In this method, the reference value of the driving sense propensity is changed in accordance with the above-mentioned probability. ), (3) Based on the vehicle speed when driving at a constant speed extracted within a certain period of time and the time the vehicle traveled at that speed,
(4) A method of defining driving situation judgment values and categorizing them according to the range of the judgment values, or (4) defining driving situation judgment values using the distance traveled within a certain period of time, maximum vehicle speed, and minimum vehicle speed, and classifying them according to the range of the judgment values. The method of classification is adopted.

[Function] With the above configuration, in the present invention, the warning range is automatically variably controlled depending on the surrounding situation while driving, the psychological state of the driver while driving, etc. It is possible to issue an objective collision warning that is not arbitrary.

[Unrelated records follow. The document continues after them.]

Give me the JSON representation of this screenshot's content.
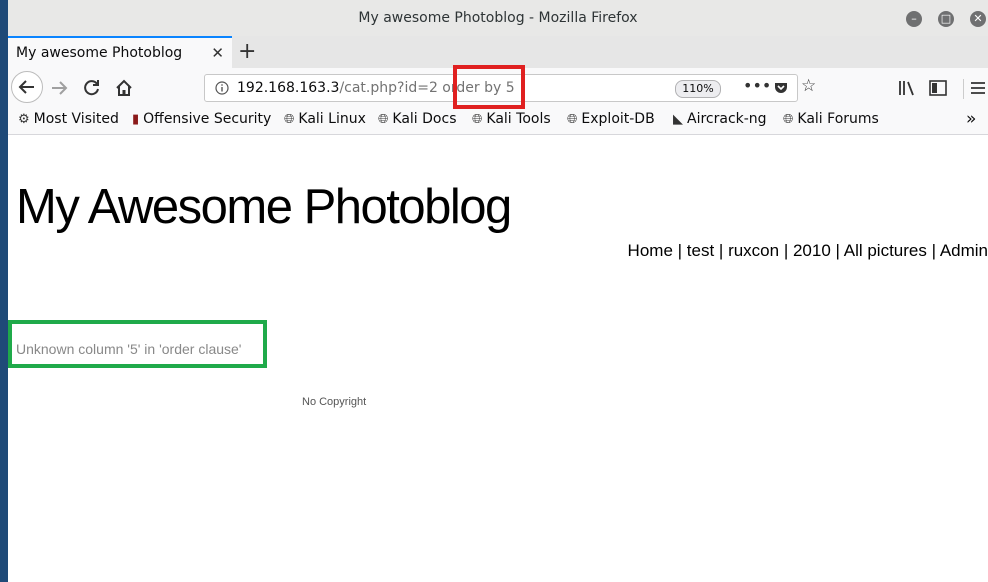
{
  "window": {
    "title": "My awesome Photoblog - Mozilla Firefox"
  },
  "tabs": [
    {
      "label": "My awesome Photoblog",
      "close": "✕"
    }
  ],
  "new_tab_label": "+",
  "url": {
    "host": "192.168.163.3",
    "path": "/cat.php?id=2 order by 5",
    "zoom": "110%"
  },
  "bookmarks": [
    {
      "label": "Most Visited",
      "icon": "gear-icon"
    },
    {
      "label": "Offensive Security",
      "icon": "offsec-icon"
    },
    {
      "label": "Kali Linux",
      "icon": "globe-icon"
    },
    {
      "label": "Kali Docs",
      "icon": "globe-icon"
    },
    {
      "label": "Kali Tools",
      "icon": "globe-icon"
    },
    {
      "label": "Exploit-DB",
      "icon": "globe-icon"
    },
    {
      "label": "Aircrack-ng",
      "icon": "aircrack-icon"
    },
    {
      "label": "Kali Forums",
      "icon": "globe-icon"
    }
  ],
  "page": {
    "site_title": "My Awesome Photoblog",
    "nav": [
      "Home",
      "test",
      "ruxcon",
      "2010",
      "All pictures",
      "Admin"
    ],
    "error": "Unknown column '5' in 'order clause'",
    "footer": "No Copyright"
  },
  "colors": {
    "highlight_red": "#e02020",
    "highlight_green": "#1faa4a",
    "tab_accent": "#0a84ff"
  }
}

[Example] The drawings explain the present invention in detail, and Fig. 1 is a block diagram of a vehicle collision warning system, Fig. 2 is a flowchart showing signal processing, and Fig. 3 is a flowchart showing driving situation determination and vehicle speed. Figure 4 explains the concept when the driving situation is determined based on the relationship between the vehicle speed and the amount of change in vehicle speed. Figure 5 is a diagram explaining the concept of determining the driving situation based on the constant speed travel distance or the maximum and minimum vehicle speeds.
FIG. 6 is a diagram showing the driver's driving sense tendency characteristics, and FIG. 7 is a diagram showing the setting of the warning range in the warning algorithm.

As shown in FIG.
Based on the signals from the vehicle distance measuring section 1 and the vehicle speed signal transmitting section 2, The system is comprised of a signal processing unit 3 that executes a warning algorithm, determines whether a collision warning is necessary, and generates a warning if necessary.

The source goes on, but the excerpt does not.